Le constat est clair. Il n’y pas d’argent pour l’école, la santé, l’environnement, les aides sociales, les retraites… mais quand il s’agit de donner aux entreprises, les milliards coulent à flots. Il est vrai qu’il est plus facile de dépenser de l’argent quand ce n’est pas le sien. Ces milliards sont à nous et ce sera à nous, salarié-e-s, chômeurs, retraité-e-s de payer l’addition !

Sauver l’humain du capitalisme

Face aux choix qui sont réalisés actuellement, des alternatives peuvent malgré tout exister. Bien malin, ou menteur, serait celui qui annoncerait avoir la ou les solutions pour faire face à cette crise sanitaire majeure. Pourtant, face aux choix de restrictions des libertés, de restrictions démocratiques et d’un eugénisme inconscient, des alternatives doivent être imaginées. Vaccins, gestes barrières, tests et remontées des contaminations, isolement des personnes contagieuses, traitements futurs… semblent être le cocktail essentiel pour espérer éradiquer cette pandémie. Il ne s’agit pas ici de s’imaginer avoir la science infuse et la prétention de mieux savoir quoi faire que tout le monde. Mais des pistes contrant les intérêts du capitalisme peuvent être creusées pour justement retrouver, au moins en partie, notre vie sociale, tout en cherchant à protéger la collectivité.
L’État a donc fait le choix de restreindre les libertés, interdire l’accès à la culture et en même temps de dépenser un maximum pour faire vivre le système économique capitaliste. L’image est saisissante : fermer la culture et maintenir la (sur)consommation. Il est possible de s’entasser pour faire les soldes, pour aller dans les grands magasins et centre commerciaux (fermés que très récemment), de s’entasser au pied d’un bar pour boire en click and collect. L’idéologie à l’œuvre fait frémir : travailler, consommer, s’alcooliser mais surtout pas de culture, pas de vie sociale.

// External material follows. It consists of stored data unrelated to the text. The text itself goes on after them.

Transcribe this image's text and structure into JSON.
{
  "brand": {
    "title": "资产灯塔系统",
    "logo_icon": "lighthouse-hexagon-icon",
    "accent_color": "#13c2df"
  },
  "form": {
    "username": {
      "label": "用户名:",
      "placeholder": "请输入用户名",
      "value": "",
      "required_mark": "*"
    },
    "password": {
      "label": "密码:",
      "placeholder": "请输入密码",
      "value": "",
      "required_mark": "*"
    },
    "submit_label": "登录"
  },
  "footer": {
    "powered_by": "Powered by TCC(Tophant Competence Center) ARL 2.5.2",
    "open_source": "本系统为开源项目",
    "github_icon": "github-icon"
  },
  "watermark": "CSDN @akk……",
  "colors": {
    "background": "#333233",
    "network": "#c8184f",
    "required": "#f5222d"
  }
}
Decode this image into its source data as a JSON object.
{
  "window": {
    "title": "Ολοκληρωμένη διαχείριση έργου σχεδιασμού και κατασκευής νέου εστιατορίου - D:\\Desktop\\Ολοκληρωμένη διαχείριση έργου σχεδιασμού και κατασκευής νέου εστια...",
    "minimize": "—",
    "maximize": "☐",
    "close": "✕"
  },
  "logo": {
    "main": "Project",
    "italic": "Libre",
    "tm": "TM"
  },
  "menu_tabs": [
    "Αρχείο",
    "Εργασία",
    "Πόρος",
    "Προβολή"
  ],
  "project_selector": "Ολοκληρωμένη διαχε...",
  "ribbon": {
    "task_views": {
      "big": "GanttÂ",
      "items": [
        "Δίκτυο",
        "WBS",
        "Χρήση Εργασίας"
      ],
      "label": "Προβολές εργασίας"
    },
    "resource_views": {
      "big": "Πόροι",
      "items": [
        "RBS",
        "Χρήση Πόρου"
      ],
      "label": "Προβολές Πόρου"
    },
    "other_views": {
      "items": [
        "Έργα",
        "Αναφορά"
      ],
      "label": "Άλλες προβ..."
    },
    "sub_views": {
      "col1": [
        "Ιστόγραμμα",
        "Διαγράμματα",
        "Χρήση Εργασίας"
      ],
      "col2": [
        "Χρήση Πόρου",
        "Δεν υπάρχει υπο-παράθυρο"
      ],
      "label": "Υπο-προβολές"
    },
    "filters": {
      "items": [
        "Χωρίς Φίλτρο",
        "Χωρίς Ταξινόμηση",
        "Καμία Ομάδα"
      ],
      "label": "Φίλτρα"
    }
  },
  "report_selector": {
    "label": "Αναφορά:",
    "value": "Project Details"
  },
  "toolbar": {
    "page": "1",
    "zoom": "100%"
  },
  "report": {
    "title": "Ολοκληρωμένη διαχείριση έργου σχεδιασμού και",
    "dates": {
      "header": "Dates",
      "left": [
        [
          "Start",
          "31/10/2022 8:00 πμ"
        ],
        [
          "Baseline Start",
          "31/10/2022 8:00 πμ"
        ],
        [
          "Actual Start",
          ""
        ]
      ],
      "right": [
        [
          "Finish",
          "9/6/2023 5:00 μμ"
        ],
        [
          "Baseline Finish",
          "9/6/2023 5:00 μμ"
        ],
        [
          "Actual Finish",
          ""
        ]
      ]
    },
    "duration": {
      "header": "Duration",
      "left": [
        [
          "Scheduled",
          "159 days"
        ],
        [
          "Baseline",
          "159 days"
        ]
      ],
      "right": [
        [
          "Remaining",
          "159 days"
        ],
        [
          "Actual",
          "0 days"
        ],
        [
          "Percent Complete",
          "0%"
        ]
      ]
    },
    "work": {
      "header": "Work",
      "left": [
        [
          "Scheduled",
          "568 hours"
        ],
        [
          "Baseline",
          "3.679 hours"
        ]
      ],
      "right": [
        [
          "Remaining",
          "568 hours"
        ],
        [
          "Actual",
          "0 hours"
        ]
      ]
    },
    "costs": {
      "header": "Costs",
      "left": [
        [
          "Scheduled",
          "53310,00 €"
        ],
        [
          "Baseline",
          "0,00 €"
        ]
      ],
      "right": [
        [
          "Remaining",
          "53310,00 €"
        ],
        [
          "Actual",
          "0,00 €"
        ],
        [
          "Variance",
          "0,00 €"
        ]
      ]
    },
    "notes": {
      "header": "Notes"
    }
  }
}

La stratégie pratiquée cumule les deux travers analysés précédemment : une vision de type eugéniste et la défense à tout prix du capitalisme. Il s’agit bien d’assumer des risques sanitaires majeurs pour sauver le capital. D’ailleurs les derniers développement vont dans ce sens. Le gouvernement a retardé toute prise de décision pour permettre les vacances et la poursuite des soldes en attendant que la situation devienne catastrophique. Le pari est risqué, surtout quand on met la santé des gens dans la balance.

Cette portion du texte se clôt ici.